For six years now I have been arguing that there is nothing in the Islamist threat that a robust West could not have seen off in a few quick self-confident strokes. The irony -- if I may abuse that word in the standard contemporary way -- is that Osama and his colleagues on both Sunni/Arab and Shia/Persian sides of the Islamist political movement are able to flourish precisely because we have lost confidence in ourselves, and in Western ideals that were once unquestioned except by fanatics. Moral relativism, multiculturalism, political correctness -- these are all aspects of a mental debilitation that makes us unable to recognize and respond coherently and decisively to an external threat.

“Vietnam syndrome” is yet another aspect, feeding at the moral entrails specifically of the United States. Given an enemy as wicked as the Communists in Vietnam, or the Islamists in Iraq -- we assume defeat before the battle has started, and spend the time of the engagement asking, “Where did we go wrong?”

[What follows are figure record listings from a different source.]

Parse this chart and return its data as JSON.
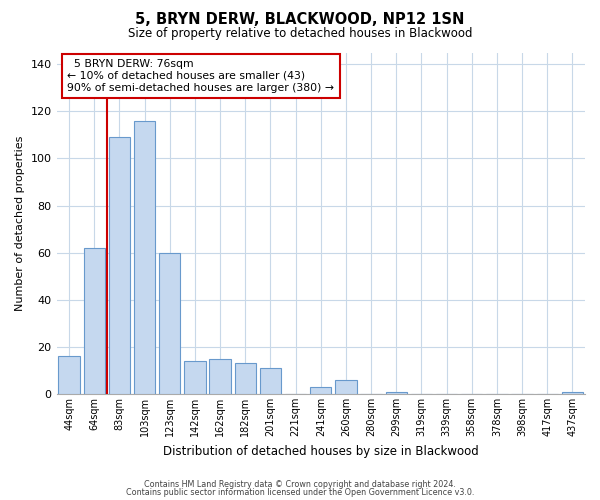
{
  "title": "5, BRYN DERW, BLACKWOOD, NP12 1SN",
  "subtitle": "Size of property relative to detached houses in Blackwood",
  "xlabel": "Distribution of detached houses by size in Blackwood",
  "ylabel": "Number of detached properties",
  "bar_labels": [
    "44sqm",
    "64sqm",
    "83sqm",
    "103sqm",
    "123sqm",
    "142sqm",
    "162sqm",
    "182sqm",
    "201sqm",
    "221sqm",
    "241sqm",
    "260sqm",
    "280sqm",
    "299sqm",
    "319sqm",
    "339sqm",
    "358sqm",
    "378sqm",
    "398sqm",
    "417sqm",
    "437sqm"
  ],
  "bar_values": [
    16,
    62,
    109,
    116,
    60,
    14,
    15,
    13,
    11,
    0,
    3,
    6,
    0,
    1,
    0,
    0,
    0,
    0,
    0,
    0,
    1
  ],
  "bar_color": "#c5d8ef",
  "bar_edge_color": "#6899cc",
  "vline_color": "#cc0000",
  "ylim": [
    0,
    145
  ],
  "yticks": [
    0,
    20,
    40,
    60,
    80,
    100,
    120,
    140
  ],
  "annotation_title": "5 BRYN DERW: 76sqm",
  "annotation_line1": "← 10% of detached houses are smaller (43)",
  "annotation_line2": "90% of semi-detached houses are larger (380) →",
  "annotation_box_color": "#ffffff",
  "annotation_box_edge": "#cc0000",
  "footer1": "Contains HM Land Registry data © Crown copyright and database right 2024.",
  "footer2": "Contains public sector information licensed under the Open Government Licence v3.0.",
  "background_color": "#ffffff",
  "grid_color": "#c8d8e8",
  "vline_bar_index": 2
}
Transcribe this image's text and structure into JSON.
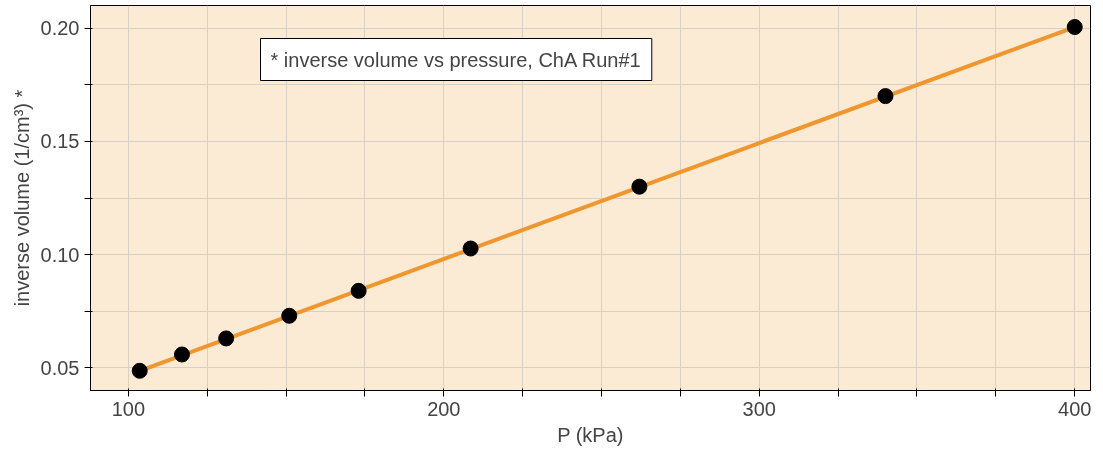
{
  "chart_data": {
    "type": "scatter",
    "xlabel": "P (kPa)",
    "ylabel": "inverse volume (1/cm³) *",
    "annotations": [
      "* inverse volume vs pressure, ChA Run#1"
    ],
    "x": [
      103.6,
      117,
      131,
      151,
      173,
      208.5,
      262,
      340,
      400
    ],
    "series": [
      {
        "marker": "circle",
        "color": "#000000",
        "values": [
          0.0487,
          0.0559,
          0.063,
          0.073,
          0.084,
          0.1027,
          0.13,
          0.17,
          0.2005
        ]
      },
      {
        "type": "line",
        "color": "#f0962e",
        "x": [
          103.6,
          400
        ],
        "values": [
          0.0487,
          0.2005
        ]
      }
    ],
    "grid": true,
    "xlim": [
      88,
      405
    ],
    "ylim": [
      0.04,
      0.21
    ],
    "xticks": [
      100,
      {
        "value": 125,
        "label": null
      },
      {
        "value": 150,
        "label": null
      },
      {
        "value": 175,
        "label": null
      },
      200,
      {
        "value": 225,
        "label": null
      },
      {
        "value": 250,
        "label": null
      },
      {
        "value": 275,
        "label": null
      },
      300,
      {
        "value": 325,
        "label": null
      },
      {
        "value": 350,
        "label": null
      },
      {
        "value": 375,
        "label": null
      },
      400
    ],
    "yticks": [
      {
        "value": 0.05,
        "label": "0.05"
      },
      {
        "value": 0.075,
        "label": null
      },
      {
        "value": 0.1,
        "label": "0.10"
      },
      {
        "value": 0.125,
        "label": null
      },
      {
        "value": 0.15,
        "label": "0.15"
      },
      {
        "value": 0.175,
        "label": null
      },
      {
        "value": 0.2,
        "label": "0.20"
      }
    ]
  }
}
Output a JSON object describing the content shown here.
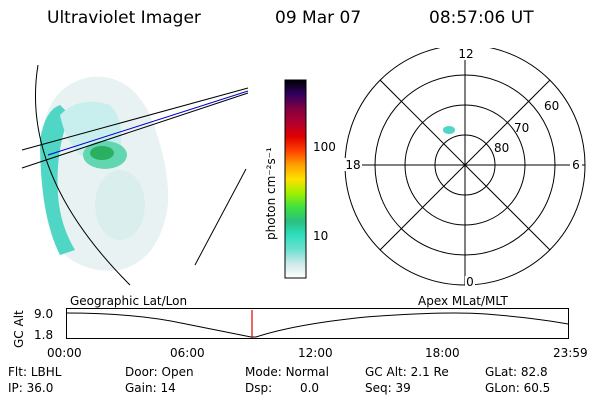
{
  "header": {
    "title": "Ultraviolet Imager",
    "date": "09 Mar 07",
    "time": "08:57:06 UT"
  },
  "colorbar": {
    "label": "photon cm⁻²s⁻¹",
    "ticks": [
      "100",
      "10"
    ],
    "colors": [
      "#ffffff",
      "#cfe9ea",
      "#6fe0d0",
      "#2ee0c0",
      "#28c080",
      "#40e040",
      "#a0f000",
      "#ffe000",
      "#ffa000",
      "#ff4000",
      "#e00000",
      "#b00030",
      "#800040",
      "#300060",
      "#000000"
    ]
  },
  "polar": {
    "mlt_labels": {
      "top": "12",
      "left": "18",
      "right": "6",
      "bottom": "0"
    },
    "lat_labels": [
      "60",
      "70",
      "80"
    ]
  },
  "timeline": {
    "ylabel": "GC Alt",
    "ymax": "9.0",
    "ymin": "1.8",
    "left_title": "Geographic Lat/Lon",
    "right_title": "Apex MLat/MLT",
    "xticks": [
      "00:00",
      "06:00",
      "12:00",
      "18:00",
      "23:59"
    ],
    "marker_color": "#e00000"
  },
  "info": {
    "row1": [
      {
        "label": "Flt:",
        "value": "LBHL"
      },
      {
        "label": "Door:",
        "value": "Open"
      },
      {
        "label": "Mode:",
        "value": "Normal"
      },
      {
        "label": "GC Alt:",
        "value": "2.1 Re"
      },
      {
        "label": "GLat:",
        "value": "82.8"
      }
    ],
    "row2": [
      {
        "label": "IP:",
        "value": "36.0"
      },
      {
        "label": "Gain:",
        "value": "14"
      },
      {
        "label": "Dsp:",
        "value": "0.0"
      },
      {
        "label": "Seq:",
        "value": "39"
      },
      {
        "label": "GLon:",
        "value": "60.5"
      }
    ]
  }
}
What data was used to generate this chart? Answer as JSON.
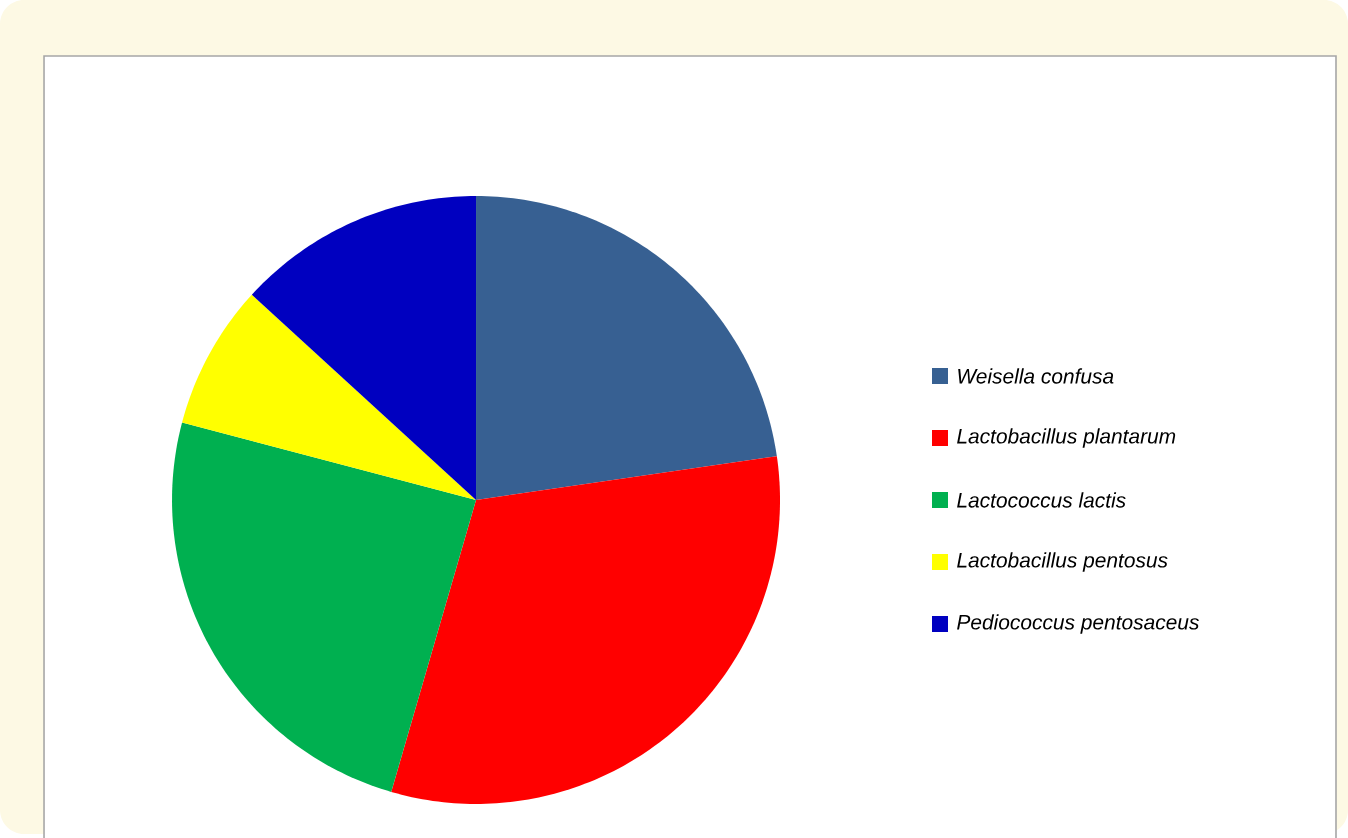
{
  "chart_data": {
    "type": "pie",
    "categories": [
      "Weisella confusa",
      "Lactobacillus plantarum",
      "Lactococcus lactis",
      "Lactobacillus pentosus",
      "Pediococcus pentosaceus"
    ],
    "values": [
      22.7,
      31.8,
      24.6,
      7.7,
      13.2
    ],
    "colors": [
      "#376092",
      "#ff0000",
      "#00b050",
      "#ffff00",
      "#0000c0"
    ],
    "legend": "right"
  }
}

It is six years since America and the world woke to realize that “nothing could be the same,” and when even people on the left were admitting it was time to abandon self-examination, and start waving flags. But while it took the better part of the 1960s to mobilize opposition to the Vietnam war, the lobby for cutting and running from Iraq had already hit the ground before the American invasion.

What do I mean by robust?

It was reasonably clear from the morning of 9/11, and obvious by the afternoon, that Islamist terror cells were able to operate internationally because they enjoyed sanctuary within rogue regimes scattered across the Middle East. Police work, within the West alone, was not going to get significant results. The argument for doing something about the rogue regimes was, and remains, unanswerable. Given the possibility of terror attacks with nuclear, biological, and chemical weapons, looking away was not an option. We had to respond in such a way, that no one could wish to have a rogue regime.

President Bush’s reasoning was directly in line with the first principle of international law: that each nation state must take responsibility for what is allowed to happen on its soil. To my mind, owing to domestic political realities, he went wrong only in stopping at Afghanistan and Iraq. The Islamists remain in power in Iran, under semi-formal sponsorship in Syria, and informal or private sponsorship elsewhere. North Korea, a supplier of technology and parts to the worst Middle Eastern regimes, may or (more probably) may not have been neutralized by cumbersome diplomatic efforts.

And yet the U.S. Congress is discussing the “quagmire” in Iraq. And we have the spectacle of Congressmen trying to undercut the credibility of General Petraeus, just as he is able to report that, after years of trial and error, the U.S. military is finally getting a handle on how to conduct counter-insurgency operations there.